Biologists from the Peoples’ Friendship University of Russia (RUDN University), the Iranian Fisheries Sciences Research Institute, the Federal Institute of Education, Science and Technology Catarinense, and the Gorgan University of Agricultural Sciences and Natural Resources evaluated the effects of adding different doses of salt (0, 2 and 4 g/L) to transport water had on stress and antioxidant parameters of Nile tilapia (Oreochromis niloticus), after 3 hours of transport.

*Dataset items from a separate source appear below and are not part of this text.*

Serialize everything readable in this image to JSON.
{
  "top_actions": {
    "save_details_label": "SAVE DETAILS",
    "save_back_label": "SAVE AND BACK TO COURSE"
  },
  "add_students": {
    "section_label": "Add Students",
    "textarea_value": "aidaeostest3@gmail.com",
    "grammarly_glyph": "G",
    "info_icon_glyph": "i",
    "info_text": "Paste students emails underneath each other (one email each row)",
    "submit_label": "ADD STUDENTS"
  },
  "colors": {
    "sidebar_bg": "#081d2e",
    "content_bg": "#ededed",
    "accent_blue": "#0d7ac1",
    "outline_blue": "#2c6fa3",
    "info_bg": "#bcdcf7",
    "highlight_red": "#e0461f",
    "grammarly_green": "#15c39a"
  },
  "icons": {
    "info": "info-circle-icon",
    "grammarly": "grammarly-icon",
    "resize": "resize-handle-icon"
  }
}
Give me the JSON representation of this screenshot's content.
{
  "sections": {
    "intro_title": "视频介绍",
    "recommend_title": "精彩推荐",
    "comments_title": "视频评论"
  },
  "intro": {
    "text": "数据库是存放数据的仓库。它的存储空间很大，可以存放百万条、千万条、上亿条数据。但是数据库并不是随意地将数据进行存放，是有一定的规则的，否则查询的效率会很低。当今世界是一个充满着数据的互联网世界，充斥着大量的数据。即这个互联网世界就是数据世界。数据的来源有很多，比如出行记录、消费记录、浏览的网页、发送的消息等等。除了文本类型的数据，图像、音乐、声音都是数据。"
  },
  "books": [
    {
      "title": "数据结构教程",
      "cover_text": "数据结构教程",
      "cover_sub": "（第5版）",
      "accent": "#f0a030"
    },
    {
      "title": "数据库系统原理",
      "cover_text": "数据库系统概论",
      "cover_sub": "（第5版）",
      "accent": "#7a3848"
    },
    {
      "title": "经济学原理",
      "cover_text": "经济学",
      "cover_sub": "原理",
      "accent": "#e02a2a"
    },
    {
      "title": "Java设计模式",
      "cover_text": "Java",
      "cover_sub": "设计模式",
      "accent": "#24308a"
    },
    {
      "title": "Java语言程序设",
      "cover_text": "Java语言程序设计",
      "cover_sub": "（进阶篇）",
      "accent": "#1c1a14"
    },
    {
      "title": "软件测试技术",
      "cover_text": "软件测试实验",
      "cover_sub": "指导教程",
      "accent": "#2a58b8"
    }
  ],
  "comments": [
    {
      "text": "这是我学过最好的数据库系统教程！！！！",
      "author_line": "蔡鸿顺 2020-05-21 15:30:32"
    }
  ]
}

One of the bottlenecks in the transport of fish is the deterioration of water quality, which is dangerous for fish. The stress caused by transport increases the metabolic rate, oxygen consumption and ammonia excretion. Therefore mitigation of stress during transport can reduce the deterioration of water quality, although the researchers reported that adding salt to the water did not bring benefits with respect to dissolved oxygen and ammonia levels in the water.
However, the addition of 2 or 4 g/L of salt to the water reduced cortisol and/or glucose elevations, suggesting a stress-relieving effect. Likewise, the results of the study indicate that the addition of 4 g/L of salt to the water can reduce stress in Nile tilapia during transport.
The addition of salt to the water (particularly 4 g/L) can suppress the negative effects of transport-induced oxidative conditions in fish liver tissue. Less oxidative conditions lead to greater liver cell integrity and higher hepatic ALT and AST concentrations,” they report.
“The representative results indicated that adding salt to the water has benefits for the transport of Nile tilapia. Fish transported in brackish water present a lower degree of stress, less liver damage, less hepatic oxidative stress, and better hydromineral balance, although there is no benefit in regarding the quality of the water” they conclude.